Paramount trasladó su disputa con Netflix a la Unión Europea, al advertir que la compra de Warner podría redefinir y concentrar el futuro del cine y el streaming a nivel global.

La disputa por el futuro de Warner Bros dejó de ser únicamente un conflicto financiero entre gigantes de Hollywood y se traslada al terreno político europeo. En las últimas semanas, Paramount intensificó su ofensiva internacional al reunirse con autoridades culturales y reguladores de la Unión Europea, en un intento por frenar la posible adquisición del estudio por parte de Netflix.

El enfrentamiento se originó cuando Warner decidió ponerse en venta tras enfrentar presiones financieras, aunque Paramount presentó una oferta económica más alta. El consejo de administración de Warner optó por la propuesta de Netflix, al considerar que implicaba menores riesgos estructurales y una integración más clara en el largo plazo. Esta decisión detonó una guerra pública entre ambas compañías y abrió el debate sobre la concentración del mercado audiovisual.
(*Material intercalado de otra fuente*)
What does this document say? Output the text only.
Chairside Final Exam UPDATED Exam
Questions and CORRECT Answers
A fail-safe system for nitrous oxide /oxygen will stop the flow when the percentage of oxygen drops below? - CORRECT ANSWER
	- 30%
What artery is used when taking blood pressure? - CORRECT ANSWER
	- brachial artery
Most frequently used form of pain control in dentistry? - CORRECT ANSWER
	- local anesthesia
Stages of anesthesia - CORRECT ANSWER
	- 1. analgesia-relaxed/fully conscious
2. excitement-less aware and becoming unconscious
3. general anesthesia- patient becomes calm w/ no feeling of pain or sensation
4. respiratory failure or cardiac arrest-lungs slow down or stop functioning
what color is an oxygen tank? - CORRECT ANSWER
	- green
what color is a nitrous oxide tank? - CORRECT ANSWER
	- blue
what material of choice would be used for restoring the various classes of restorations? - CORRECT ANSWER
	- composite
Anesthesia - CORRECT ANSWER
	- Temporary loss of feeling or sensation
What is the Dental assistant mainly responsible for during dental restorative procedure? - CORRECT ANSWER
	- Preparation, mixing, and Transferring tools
Mientras Paramount plantea una compra total en efectivo, respaldada por la familia Ellison, Netflix propuso un esquema mixto que incluye efectivo, acciones y la escisión futura de los canales de televisión por cable. Warner defendió esta última opción como más viable ante el declive sostenido de la televisión de paga, una postura que Paramount considera injustificada y perjudicial para los accionistas.

Tras el rechazo, Paramount recurrió a los tribunales de Delaware para exigir acceso a los análisis financieros internos que llevaron a Warner a privilegiar la oferta de Netflix. Aunque la corte se negó a acelerar el proceso, la empresa insiste en que los inversionistas no cuentan con información suficiente y no descarta una disputa por el control interno del estudio para bloquear la operación.

El conflicto escaló aún más cuando David Ellison, director ejecutivo de Paramount, sostuvo encuentros con funcionarios del Reino Unido, autoridades francesas y reguladores europeos, incluido el presidente Emmanuel Macron. En esas reuniones advirtió sobre los riesgos culturales y de competencia que implicaría que Netflix concentre marcas como HBO y el vasto catálogo de Warner, una preocupación especialmente sensible en Europa, donde el cine como experiencia colectiva es considerado un bien cultural a proteger.